Lui-même ancien pilote d'hélicoptère, Frédéric Barbry a expliqué que ces militaires étaient engagés dans une opération "parmi les plus difficiles". "C'est un théâtre très rugueux, très difficile. Il faut bien comprendre qu'au travers des jumelles de vision nocturne, vous avez des images particulièrement dégradées, il vous faut intellectuellement pouvoir reconstituer le relief, tout en ayant pleine conscience de la mission que vous allez réaliser", a détaillé le porte-parole de l'état-major des armées.

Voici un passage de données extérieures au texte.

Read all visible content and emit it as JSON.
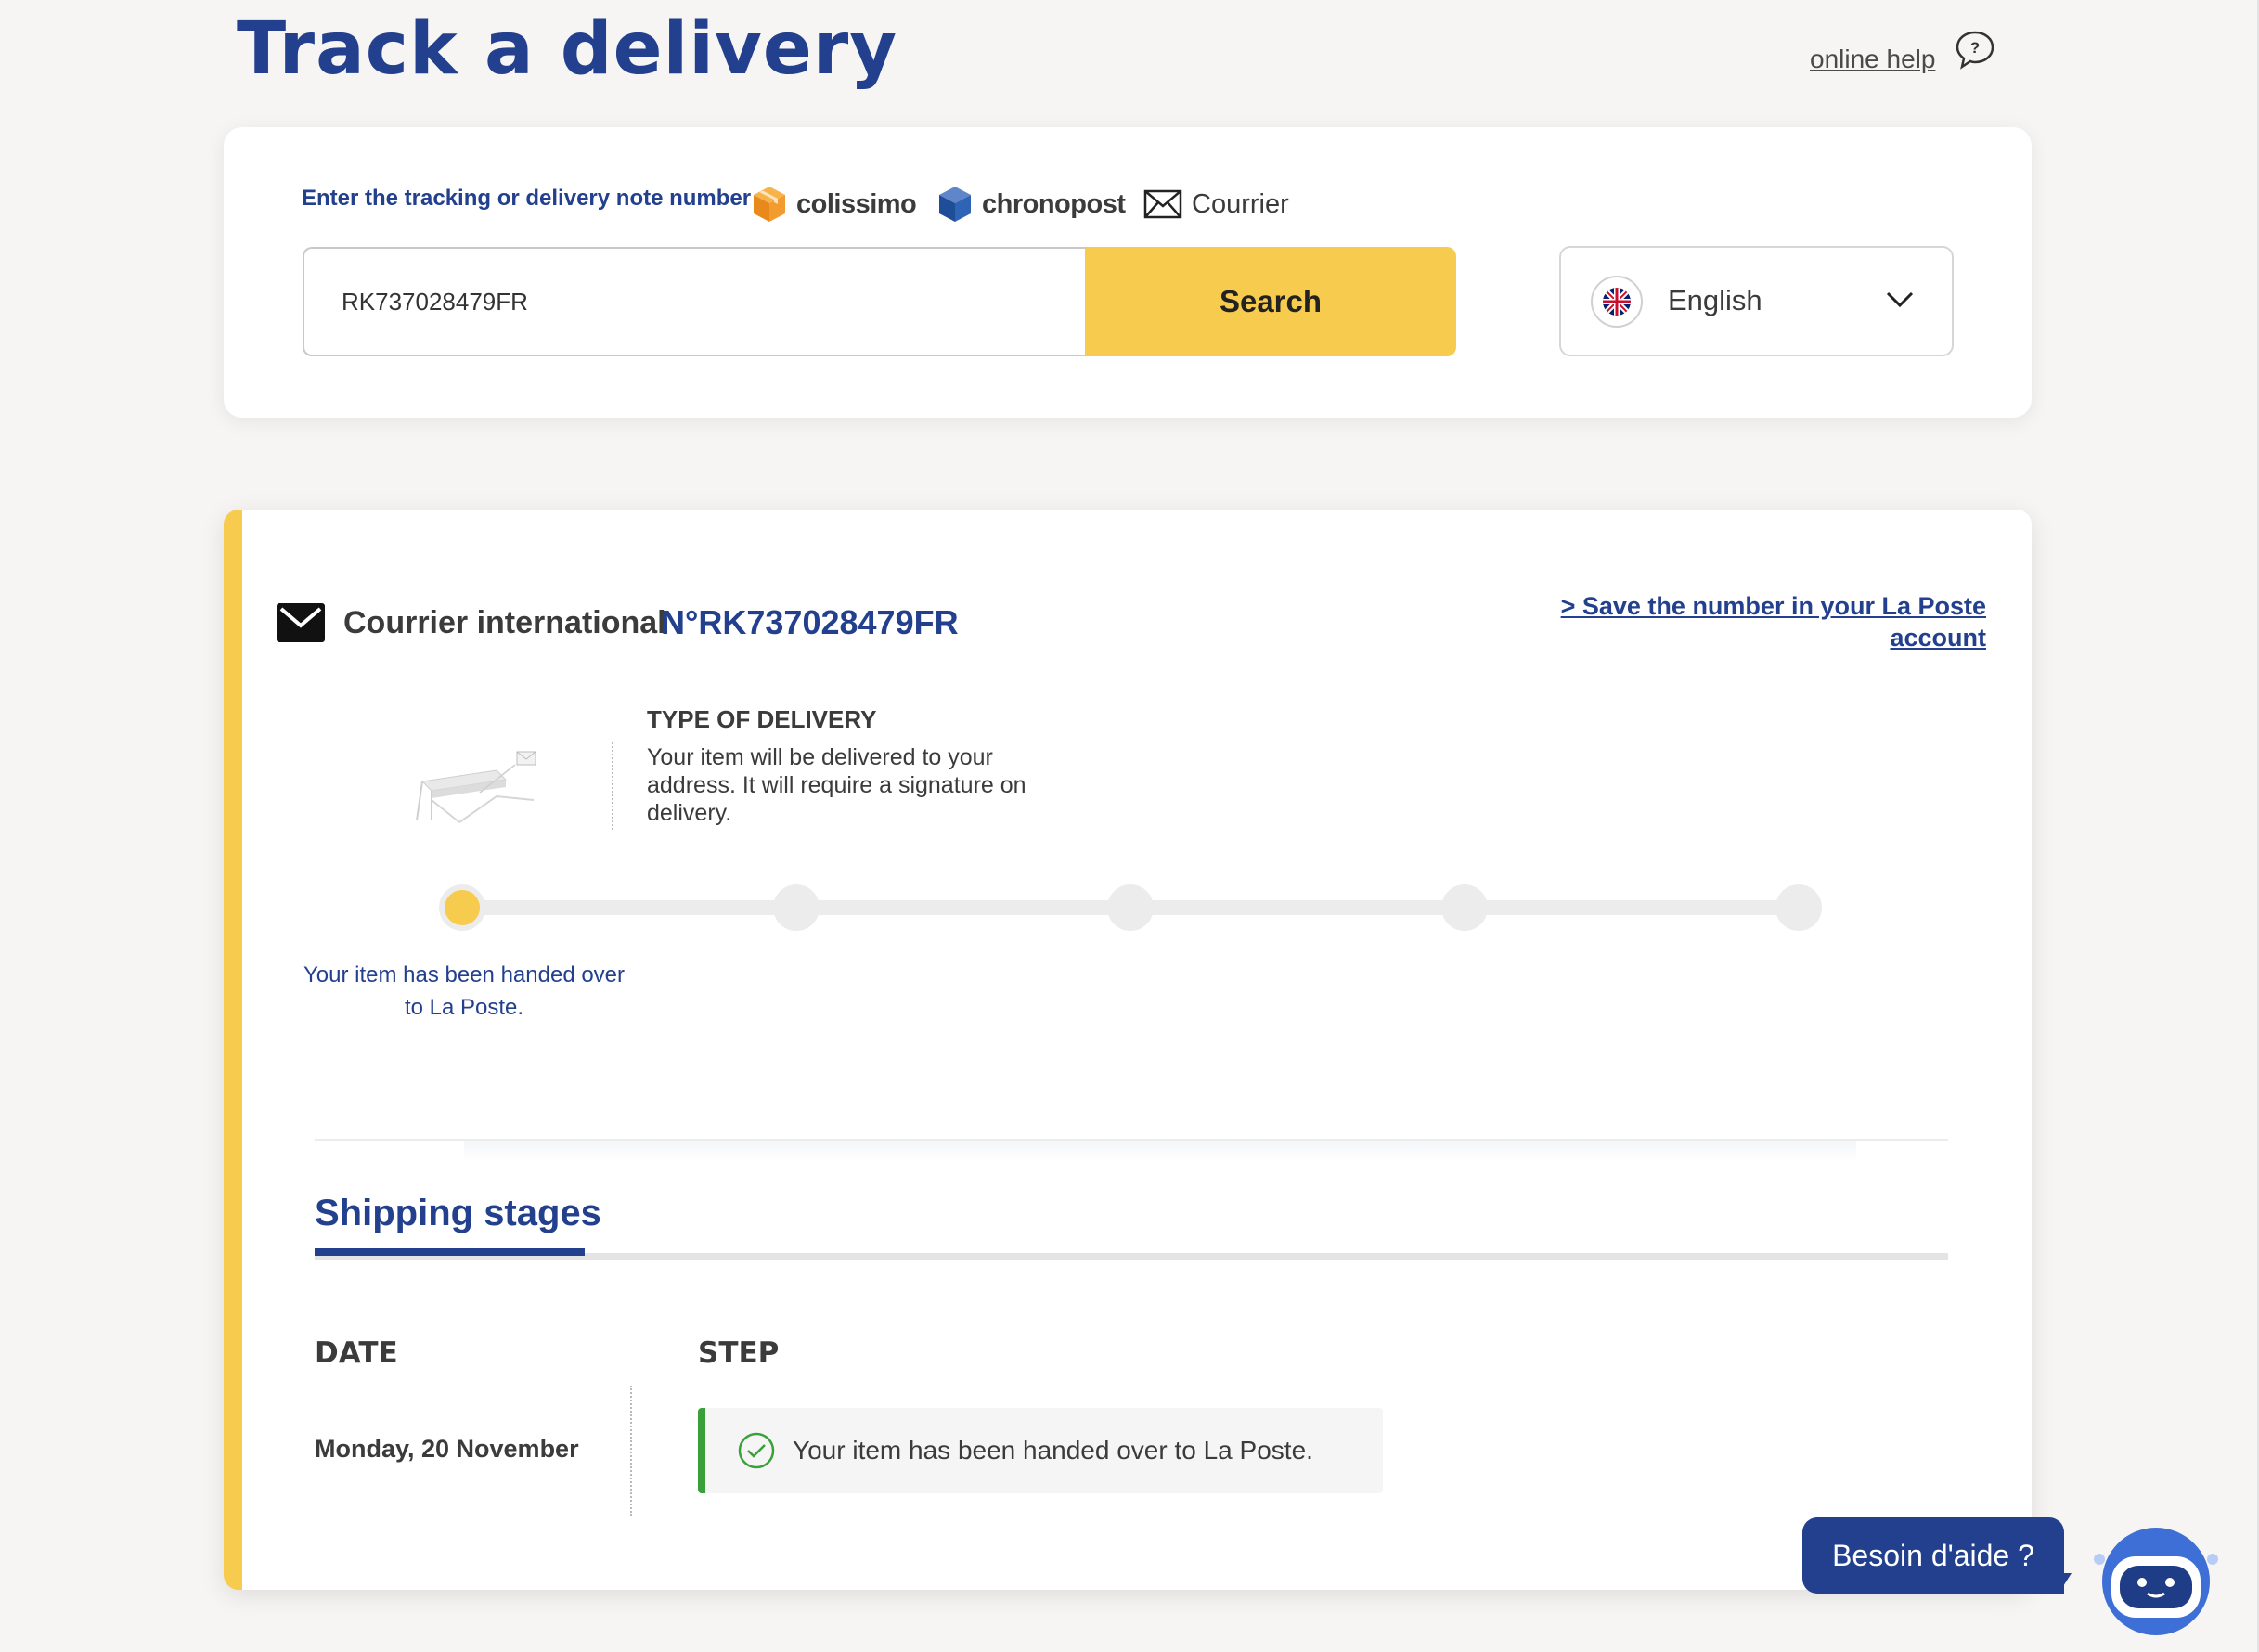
{
  "header": {
    "title": "Track a delivery",
    "help_link": "online help",
    "help_icon": "chat-question-icon"
  },
  "search": {
    "label": "Enter the tracking or delivery note number",
    "carriers": [
      {
        "name": "colissimo",
        "icon": "box-orange-icon"
      },
      {
        "name": "chronopost",
        "icon": "box-blue-icon"
      },
      {
        "name": "Courrier",
        "icon": "envelope-icon"
      }
    ],
    "input_value": "RK737028479FR",
    "button_label": "Search",
    "language": "English",
    "language_icon": "uk-flag-icon"
  },
  "shipment": {
    "type_label": "Courrier international",
    "number": "N°RK737028479FR",
    "save_link": "> Save the number in your La Poste account",
    "delivery_type_title": "TYPE OF DELIVERY",
    "delivery_type_desc": "Your item will be delivered to your address. It will require a signature on delivery.",
    "timeline": {
      "steps_total": 5,
      "current_step": 1,
      "current_caption": "Your item has been handed over to La Poste."
    }
  },
  "stages": {
    "title": "Shipping stages",
    "col_date": "DATE",
    "col_step": "STEP",
    "rows": [
      {
        "date": "Monday, 20 November",
        "step": "Your item has been handed over to La Poste.",
        "status": "done"
      }
    ]
  },
  "chat": {
    "label": "Besoin d'aide ?",
    "bot_icon": "chatbot-icon"
  },
  "colors": {
    "brand_blue": "#23408e",
    "accent_yellow": "#f7cb4d",
    "success_green": "#3aa03a",
    "background": "#f6f5f3"
  }
}
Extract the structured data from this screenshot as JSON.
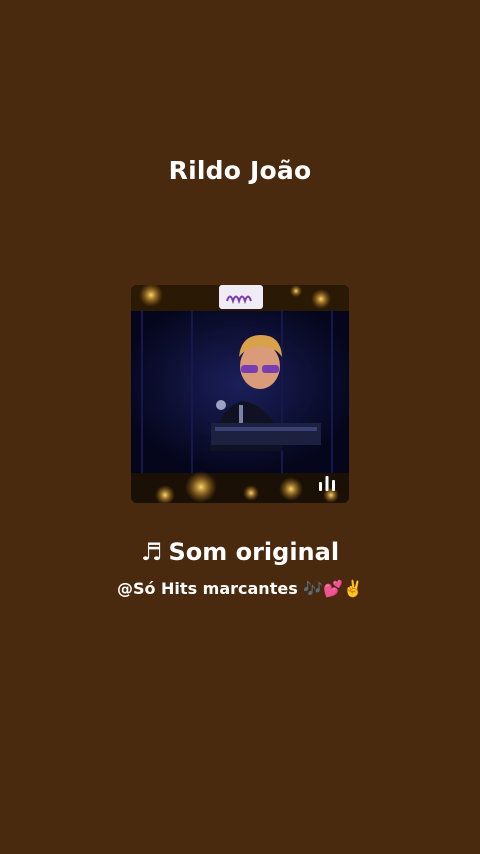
{
  "profile": {
    "author_name": "Rildo João"
  },
  "sound": {
    "note_glyph": "♬",
    "title": "Som original",
    "owner": "@Só Hits marcantes 🎶💕✌️"
  },
  "cover": {
    "equalizer_icon": "equalizer-bars-icon",
    "accent_colors": {
      "background": "#4a2a0e",
      "cover_dark": "#0a0b2c",
      "sparkle": "#f3c24a"
    }
  }
}
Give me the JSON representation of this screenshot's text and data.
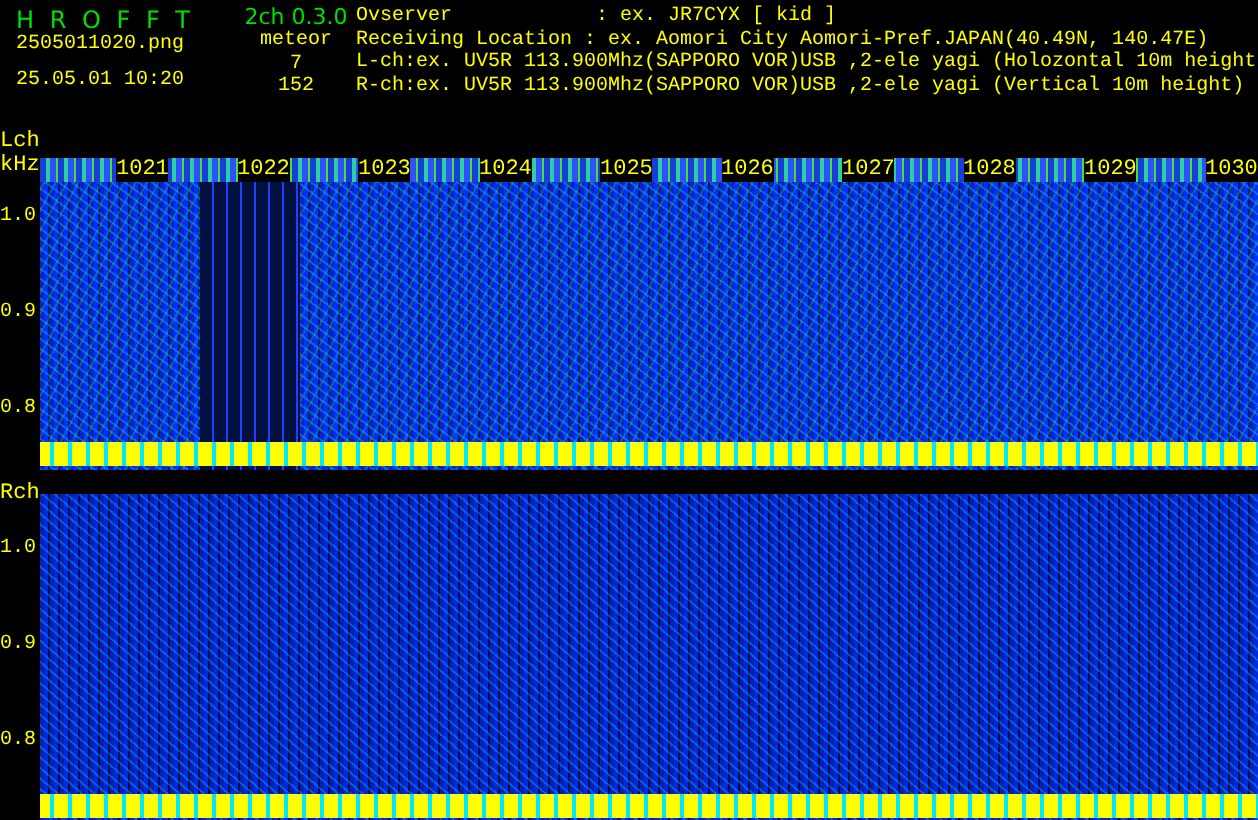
{
  "header": {
    "app_title": "H R O F F T",
    "version": "2ch 0.3.0",
    "filename": "2505011020.png",
    "datetime": "25.05.01 10:20",
    "meteor_label": "meteor",
    "meteor_counts": [
      "7",
      "152"
    ],
    "info": [
      {
        "label": "Ovserver            ",
        "value": ": ex. JR7CYX [ kid ]"
      },
      {
        "label": "Receiving Location ",
        "value": ": ex. Aomori City Aomori-Pref.JAPAN(40.49N, 140.47E)"
      },
      {
        "label": "L-ch:",
        "value": "ex. UV5R 113.900Mhz(SAPPORO VOR)USB ,2-ele yagi (Holozontal 10m height"
      },
      {
        "label": "R-ch:",
        "value": "ex. UV5R 113.900Mhz(SAPPORO VOR)USB ,2-ele yagi (Vertical 10m height)"
      }
    ]
  },
  "panels": [
    {
      "channel": "Lch",
      "unit": "kHz",
      "time_labels": [
        "1021",
        "1022",
        "1023",
        "1024",
        "1025",
        "1026",
        "1027",
        "1028",
        "1029",
        "1030"
      ],
      "y_labels": [
        "1.0",
        "0.9",
        "0.8"
      ]
    },
    {
      "channel": "Rch",
      "y_labels": [
        "1.0",
        "0.9",
        "0.8"
      ]
    }
  ]
}
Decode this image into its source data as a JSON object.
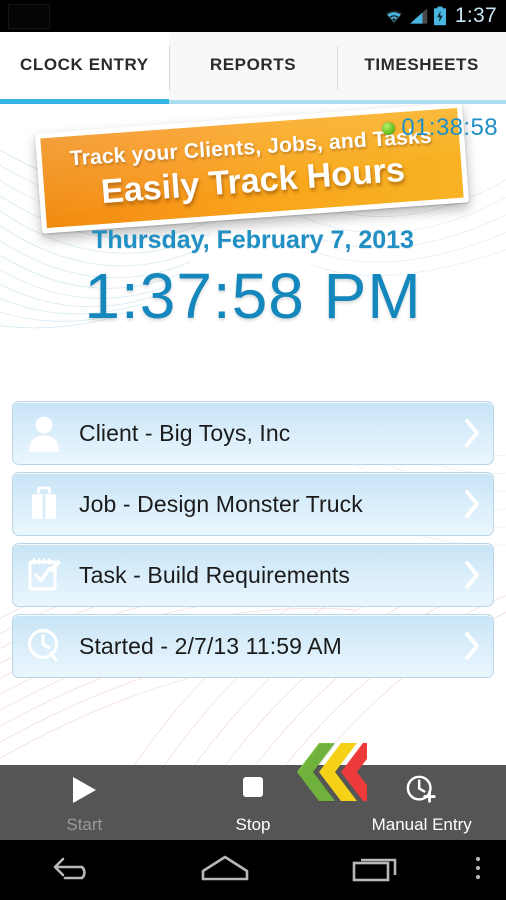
{
  "statusbar": {
    "clock": "1:37",
    "icons": [
      "wifi-icon",
      "cellular-signal-icon",
      "battery-charging-icon"
    ]
  },
  "tabs": [
    {
      "label": "CLOCK ENTRY",
      "active": true
    },
    {
      "label": "REPORTS",
      "active": false
    },
    {
      "label": "TIMESHEETS",
      "active": false
    }
  ],
  "banner": {
    "line1": "Track your Clients, Jobs, and Tasks",
    "line2": "Easily Track Hours",
    "color_start": "#f08a0e",
    "color_end": "#f8b324"
  },
  "session": {
    "elapsed": "01:38:58",
    "status_color": "#5fbd1c"
  },
  "clock": {
    "date": "Thursday, February 7, 2013",
    "time": "1:37:58 PM",
    "accent_color": "#1487bd"
  },
  "entry_rows": [
    {
      "icon": "person-icon",
      "label": "Client - Big Toys, Inc"
    },
    {
      "icon": "briefcase-icon",
      "label": "Job - Design Monster Truck"
    },
    {
      "icon": "checklist-icon",
      "label": "Task - Build Requirements"
    },
    {
      "icon": "clock-icon",
      "label": "Started - 2/7/13 11:59 AM"
    }
  ],
  "toolbar": {
    "start_label": "Start",
    "stop_label": "Stop",
    "manual_label": "Manual Entry",
    "logo_colors": [
      "#7ac142",
      "#f5d218",
      "#ed3a3a"
    ]
  },
  "navbar": {
    "back": "back-icon",
    "home": "home-icon",
    "recents": "recents-icon",
    "overflow": "overflow-menu-icon"
  }
}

"C'est une guerre que nous gagnerons un jour"

Deux hélicoptères, un Tigre et un Cougar, sont entrés en collision durant une opération de combat, en pleine nuit, contre des jihadistes lundi dans le sud du Mali, causant la mort des 13 soldats français. "A ma connaissance, ces militaires n'avaient pas" été visés par "des tirs", "il s'agissait bien d'un accident", a souligné Frédéric Barbry.

Selon lui, la mort de ces militaires ne remet pas en cause le bien-fondé de l'opération Barkhane. "C'est une guerre que nous gagnerons un jour", a-t-il affirmé. "Globalement, pour l'Europe et plus particulièrement pour la France, notre sécurité dépend de la stabilité en bande sahélo-saharienne (…) C'est tout l'honneur de la France que d'avoir répondu à l'appel en 2013 du président malien pour l'aider à recouvrer la pleine gouvernance sur la totalité de son pays."